Just say what you’ve got to say and then move on; nothing feels more awkward than the silence that comes after receiving a compliment as it slowly dawns on you that the person giving it is expecting one in return…

Never joke about it

Giving a compliment in the form of a joke risks falling flat at best, and coming across as downright insulting at worst. Teasing rarely works with people you don’t know very well, either.

And while I say ‘never’, this is in the context of a new relationship. If mutual mickey-taking works for you both down the line, then that’s obviously fine.

Common dating mistakes to avoid

When it goes wrong

There is a risk that even the most carefully thought out compliment will fall flat; after weeks of admiring a new date’s blonde hair, for example, I mentioned it in another context with what I thought was subtle flattery. She went bright red and said that her hair was really auburn. We both went a bit quiet and then moved quickly on to another subject. Which is exactly how it should be done.

Please don’t make a big deal of apologising; just move along and pretend it didn’t happen. In this case the saying ‘least said, soonest mended’ really does apply!

Oh, and if you ever have to wonder whether a compliment was appropriate or not, then it probably wasn’t. And if she ever slaps your face you’ve got it very, very wrong indeed.

Compliments in a relationship

Of course, if you’re in a long-term relationship then all bets are off and you’d jolly well better be free with your compliments: first-date reticence has no place here.

How to be a better partner

Compliments in the workplace

Just no. Never, ever compliment a woman you work with on her appearance. There was a wonderful article recently in which the author told men to treat women they worked with in the same way as they would The Rock*.

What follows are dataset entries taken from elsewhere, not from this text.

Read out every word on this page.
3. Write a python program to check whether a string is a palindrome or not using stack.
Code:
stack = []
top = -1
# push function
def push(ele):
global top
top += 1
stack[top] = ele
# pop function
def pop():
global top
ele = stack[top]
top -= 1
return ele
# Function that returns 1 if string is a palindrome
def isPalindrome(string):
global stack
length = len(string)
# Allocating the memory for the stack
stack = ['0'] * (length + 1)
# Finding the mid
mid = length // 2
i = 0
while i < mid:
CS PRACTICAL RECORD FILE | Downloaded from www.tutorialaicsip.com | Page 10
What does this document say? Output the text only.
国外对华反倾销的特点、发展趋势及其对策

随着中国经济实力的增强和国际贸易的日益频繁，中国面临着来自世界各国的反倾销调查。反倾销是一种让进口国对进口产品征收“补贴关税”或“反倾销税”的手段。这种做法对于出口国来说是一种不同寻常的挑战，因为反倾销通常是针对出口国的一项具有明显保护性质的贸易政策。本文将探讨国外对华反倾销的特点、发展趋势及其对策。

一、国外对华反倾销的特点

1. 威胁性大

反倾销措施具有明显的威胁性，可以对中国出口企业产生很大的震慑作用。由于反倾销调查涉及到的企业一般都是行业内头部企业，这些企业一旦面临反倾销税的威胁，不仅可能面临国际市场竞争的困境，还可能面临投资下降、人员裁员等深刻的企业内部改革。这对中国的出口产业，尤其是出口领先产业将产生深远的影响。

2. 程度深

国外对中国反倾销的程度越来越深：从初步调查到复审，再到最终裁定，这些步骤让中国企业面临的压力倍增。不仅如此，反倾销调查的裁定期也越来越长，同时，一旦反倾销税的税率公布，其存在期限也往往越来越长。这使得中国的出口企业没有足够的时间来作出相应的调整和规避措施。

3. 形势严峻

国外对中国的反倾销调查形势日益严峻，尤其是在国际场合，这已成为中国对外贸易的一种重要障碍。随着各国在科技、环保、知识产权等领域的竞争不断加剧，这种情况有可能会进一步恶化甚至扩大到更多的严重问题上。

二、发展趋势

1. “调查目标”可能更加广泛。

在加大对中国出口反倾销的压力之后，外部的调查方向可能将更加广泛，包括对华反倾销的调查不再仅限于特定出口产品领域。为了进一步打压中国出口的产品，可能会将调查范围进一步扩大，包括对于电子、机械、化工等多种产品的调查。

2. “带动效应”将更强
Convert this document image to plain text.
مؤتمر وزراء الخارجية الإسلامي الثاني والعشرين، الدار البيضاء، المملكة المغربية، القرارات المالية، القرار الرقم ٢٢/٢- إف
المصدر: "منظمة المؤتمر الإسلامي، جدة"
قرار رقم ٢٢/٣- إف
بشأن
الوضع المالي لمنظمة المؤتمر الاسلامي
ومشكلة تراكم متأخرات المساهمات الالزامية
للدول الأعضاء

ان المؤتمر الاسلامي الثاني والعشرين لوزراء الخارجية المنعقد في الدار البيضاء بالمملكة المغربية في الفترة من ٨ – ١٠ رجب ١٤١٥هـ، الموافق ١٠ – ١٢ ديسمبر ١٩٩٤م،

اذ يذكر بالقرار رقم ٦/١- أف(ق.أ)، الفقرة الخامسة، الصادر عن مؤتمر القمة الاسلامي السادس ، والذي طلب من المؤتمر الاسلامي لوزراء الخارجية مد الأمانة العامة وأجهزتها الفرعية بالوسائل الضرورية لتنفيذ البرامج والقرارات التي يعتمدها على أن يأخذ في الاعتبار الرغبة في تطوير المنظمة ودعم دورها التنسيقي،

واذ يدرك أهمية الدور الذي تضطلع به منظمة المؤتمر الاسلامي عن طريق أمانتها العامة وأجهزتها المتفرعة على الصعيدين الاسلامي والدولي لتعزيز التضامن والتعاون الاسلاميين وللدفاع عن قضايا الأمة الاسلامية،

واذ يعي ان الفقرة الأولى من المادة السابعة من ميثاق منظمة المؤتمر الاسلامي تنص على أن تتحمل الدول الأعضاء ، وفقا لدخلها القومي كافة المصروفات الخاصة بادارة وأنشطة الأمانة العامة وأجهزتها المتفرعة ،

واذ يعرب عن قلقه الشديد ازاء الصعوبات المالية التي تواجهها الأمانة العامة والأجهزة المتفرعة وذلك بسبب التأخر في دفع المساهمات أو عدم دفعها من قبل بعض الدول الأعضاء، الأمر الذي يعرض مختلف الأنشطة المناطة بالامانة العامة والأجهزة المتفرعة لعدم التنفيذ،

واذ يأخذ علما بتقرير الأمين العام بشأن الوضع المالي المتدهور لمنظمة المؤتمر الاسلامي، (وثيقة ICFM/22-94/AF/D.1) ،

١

The idea is simple: all you have to do is to replace your female colleagues in your mind’s eye with The Rock, and then treat them exactly as you would him. So, if you’d compliment a six foot, musclebound wrestler on being handsome, then please feel free to do the same to your colleagues. Otherwise just stick to telling them what a great job they’ve done and how much you appreciate their hard work.

If you’re still struggling with this one then just keep reminding yourself that your colleagues are there to help you get a job done, not to serve as your personal dating pool.

(Of course, we all know the person who sails through life complimenting anyone and everyone without ever causing offence. They’re a joy to work with and can brighten up even the greyest of days. The trouble is, people like that are one-in-a-million and the chances are that if you or I tried to be like them, it would backfire and there would be a queue a mile-long outside the head of HR’s office.)

*The Rock is the stage name of Dwayne Johnson, a semi-retired professional wrestler turned actor.

Complimenting strangers

One of the many advantages of growing older is that it frees us from the constraints that we often suffocate ourselves with, largely because any slightly awkward or odd behaviour will probably be chalked up to eccentricity.

So, if you see a stranger wearing a scarf in a fantastic print, or with a particularly well-behaved dog, feel free to mention it as you pass. Smile as you tell them and then walk away; the aim is to make them feel a little bit better than they did before they met you, not to get a telephone number and the promise of a date.

The Golden Rule

Finally, the Golden Rule is that it’s not so much what you say that matters as when and where you say it.

Telling your wife that her bum looks amazing is perfectly acceptable and probably a wise thing to say, but to say it to a woman on your first date is creepy and slightly sinister - and to say it to a colleague, is (and jolly well should be) a sackable offence.

So pick your moments, and deliver your compliment with a twinkle in your eye. Follow her lead, and relax into the relationship as it progresses. And please try not to worry; it can seem like a bit of a minefield but most women will accept a sincerely meant compliment gracefully, not matter how clumsily you deliver it!